— Да, может быть... Что до меня, то я исполняю свой долг. Это всё, что я могу сделать.
— Вы приедете ко мне, — сказала графиня Лидия Ивановна, помолчав, — нам надо поговорить о грустном для вас деле. Я всё бы дала, чтоб избавить вас от некоторых воспоминаний, но другие не так думают. Я получила от нее письмо. Она здесь, в Петербурге.

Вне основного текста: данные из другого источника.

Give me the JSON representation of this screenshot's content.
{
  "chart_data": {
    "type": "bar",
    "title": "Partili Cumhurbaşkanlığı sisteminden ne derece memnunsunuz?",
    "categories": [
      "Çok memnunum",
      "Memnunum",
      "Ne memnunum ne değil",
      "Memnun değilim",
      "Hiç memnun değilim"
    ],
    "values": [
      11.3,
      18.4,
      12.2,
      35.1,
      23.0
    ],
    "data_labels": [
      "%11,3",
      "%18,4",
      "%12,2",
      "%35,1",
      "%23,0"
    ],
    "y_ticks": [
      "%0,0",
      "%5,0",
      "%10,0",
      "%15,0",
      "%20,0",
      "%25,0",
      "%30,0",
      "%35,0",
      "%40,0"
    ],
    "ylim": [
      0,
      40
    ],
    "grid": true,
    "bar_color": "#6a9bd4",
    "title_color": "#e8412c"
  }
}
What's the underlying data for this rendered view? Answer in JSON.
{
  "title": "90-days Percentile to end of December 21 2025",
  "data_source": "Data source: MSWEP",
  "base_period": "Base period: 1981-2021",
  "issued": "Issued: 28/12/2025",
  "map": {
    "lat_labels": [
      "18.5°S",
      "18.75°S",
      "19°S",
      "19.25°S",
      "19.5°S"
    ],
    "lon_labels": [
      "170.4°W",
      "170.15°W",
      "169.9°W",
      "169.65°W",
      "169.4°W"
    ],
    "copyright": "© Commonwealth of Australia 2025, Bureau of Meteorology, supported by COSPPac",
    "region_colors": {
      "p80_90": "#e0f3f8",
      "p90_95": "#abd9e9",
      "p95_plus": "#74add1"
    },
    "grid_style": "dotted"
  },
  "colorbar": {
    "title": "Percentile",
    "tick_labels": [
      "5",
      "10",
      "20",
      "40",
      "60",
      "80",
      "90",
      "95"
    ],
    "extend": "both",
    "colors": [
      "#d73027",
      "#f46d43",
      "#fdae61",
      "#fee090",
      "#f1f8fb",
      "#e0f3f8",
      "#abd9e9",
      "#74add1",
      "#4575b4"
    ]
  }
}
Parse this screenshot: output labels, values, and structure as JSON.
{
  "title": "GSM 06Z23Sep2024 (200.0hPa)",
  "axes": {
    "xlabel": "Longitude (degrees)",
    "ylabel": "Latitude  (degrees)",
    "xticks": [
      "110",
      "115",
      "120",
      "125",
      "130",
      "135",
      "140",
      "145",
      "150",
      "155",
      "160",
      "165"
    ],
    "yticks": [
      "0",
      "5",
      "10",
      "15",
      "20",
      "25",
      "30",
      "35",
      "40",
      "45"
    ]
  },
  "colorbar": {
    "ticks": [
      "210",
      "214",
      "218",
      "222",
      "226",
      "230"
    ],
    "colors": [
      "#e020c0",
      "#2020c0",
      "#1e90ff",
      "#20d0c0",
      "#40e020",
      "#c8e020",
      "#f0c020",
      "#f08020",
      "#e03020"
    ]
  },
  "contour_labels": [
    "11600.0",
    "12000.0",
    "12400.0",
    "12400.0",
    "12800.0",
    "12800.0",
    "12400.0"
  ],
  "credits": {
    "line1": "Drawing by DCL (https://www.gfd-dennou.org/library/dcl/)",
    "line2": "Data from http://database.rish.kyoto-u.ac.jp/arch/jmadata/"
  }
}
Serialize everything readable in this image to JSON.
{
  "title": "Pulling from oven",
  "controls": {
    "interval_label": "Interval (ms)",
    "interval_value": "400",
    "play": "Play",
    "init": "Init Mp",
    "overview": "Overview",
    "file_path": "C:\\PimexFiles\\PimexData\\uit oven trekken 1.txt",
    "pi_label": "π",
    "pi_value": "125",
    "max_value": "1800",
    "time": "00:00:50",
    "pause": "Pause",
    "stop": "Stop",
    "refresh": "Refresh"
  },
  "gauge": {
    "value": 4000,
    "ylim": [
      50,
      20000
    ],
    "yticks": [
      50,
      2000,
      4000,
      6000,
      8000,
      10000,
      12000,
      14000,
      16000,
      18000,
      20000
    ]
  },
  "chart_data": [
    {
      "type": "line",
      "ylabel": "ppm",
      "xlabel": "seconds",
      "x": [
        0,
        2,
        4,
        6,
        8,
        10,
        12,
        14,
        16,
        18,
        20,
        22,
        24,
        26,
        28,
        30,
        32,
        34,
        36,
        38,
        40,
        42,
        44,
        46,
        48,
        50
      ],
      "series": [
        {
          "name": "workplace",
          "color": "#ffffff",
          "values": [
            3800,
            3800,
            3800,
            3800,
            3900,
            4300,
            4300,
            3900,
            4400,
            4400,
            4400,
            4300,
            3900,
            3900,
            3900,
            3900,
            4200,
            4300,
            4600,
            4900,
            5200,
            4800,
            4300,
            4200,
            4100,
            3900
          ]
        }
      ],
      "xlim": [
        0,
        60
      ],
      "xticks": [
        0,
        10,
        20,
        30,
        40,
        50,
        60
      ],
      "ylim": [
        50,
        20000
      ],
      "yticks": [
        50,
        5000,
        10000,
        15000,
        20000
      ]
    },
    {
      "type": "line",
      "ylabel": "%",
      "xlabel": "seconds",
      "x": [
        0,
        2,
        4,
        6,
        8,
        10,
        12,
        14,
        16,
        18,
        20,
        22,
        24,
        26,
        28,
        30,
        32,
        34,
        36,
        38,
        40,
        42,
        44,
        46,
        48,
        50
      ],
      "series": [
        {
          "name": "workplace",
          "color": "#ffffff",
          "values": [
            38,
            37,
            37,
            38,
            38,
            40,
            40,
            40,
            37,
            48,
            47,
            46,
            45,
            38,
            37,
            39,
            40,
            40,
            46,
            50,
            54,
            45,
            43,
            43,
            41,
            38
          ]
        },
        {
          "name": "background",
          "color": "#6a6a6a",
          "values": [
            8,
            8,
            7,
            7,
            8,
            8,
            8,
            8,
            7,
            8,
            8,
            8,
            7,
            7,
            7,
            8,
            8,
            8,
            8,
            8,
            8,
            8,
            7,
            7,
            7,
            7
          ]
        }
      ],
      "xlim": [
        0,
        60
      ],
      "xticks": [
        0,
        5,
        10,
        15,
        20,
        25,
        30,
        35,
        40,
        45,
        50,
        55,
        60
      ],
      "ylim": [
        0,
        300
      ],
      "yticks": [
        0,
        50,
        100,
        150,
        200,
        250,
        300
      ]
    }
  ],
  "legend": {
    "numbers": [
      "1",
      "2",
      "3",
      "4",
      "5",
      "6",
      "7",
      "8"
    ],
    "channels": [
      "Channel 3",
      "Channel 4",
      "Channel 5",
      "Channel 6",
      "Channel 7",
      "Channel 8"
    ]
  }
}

Алексей Александрович вздрогнул при упоминании о жене, но тотчас же на лице его установилась та мертвая неподвижность, которая выражала совершенную беспомощность в этом деле.
— Я ждал этого, — сказал он.
Графиня Лидия Ивановна посмотрела на него восторженно, и слезы восхищения пред величием его души выступили на ее глаза.
XXV.
Когда Алексей Александрович вошел в маленький, уставленный старинным фарфором и увешанный портретами, уютный кабинет графини Лидии Ивановны, самой хозяйки еще не было. Она переодевалась.
На круглом столе была накрыта скатерть и стоял китайский прибор и серебряный спиртовой чайник. Алексей Александрович рассеянно оглянул бесчисленные знакомые портреты, украшавшие кабинет, и, присев к столу, раскрыл лежавшее на нем Евангелие. Шум шелкового платья графини развлек его.
— Ну вот, теперь мы сядем спокойно, — сказала графиня Лидия Ивановна, с взволнованною улыбкой поспешно пролезая между столом и диваном, — и поговорим за нашим чаем.
После нескольких слов приготовления графиня Лидия Ивановна, тяжело дыша и краснея, передала в руки Алексея Александровича полученное ею письмо.
Прочтя письмо, он долго молчал.
— Я не полагаю, чтоб я имел право отказать ей, — сказал он робко, подняв глаза.
— Друг мой! Вы ни в ком не видите зла!
— Я, напротив, вижу, что всё есть зло. Но справедливо ли это?..
В лице его была нерешительность и искание совета, поддержки и руководства в деле для него непонятном.
— Нет, — перебила его графиня Лидия Ивановна. — Есть предел всему. Я понимаю безнравственность, — не совсем искренно сказала она, так как она никогда не могла понять того, что приводит женщин к безнравственности, — но я не понимаю жестокости, к кому же? к вам! Как оставаться в том городе, где вы? Нет, век живи, век учись. И я учусь понимать вашу высоту и ее низость.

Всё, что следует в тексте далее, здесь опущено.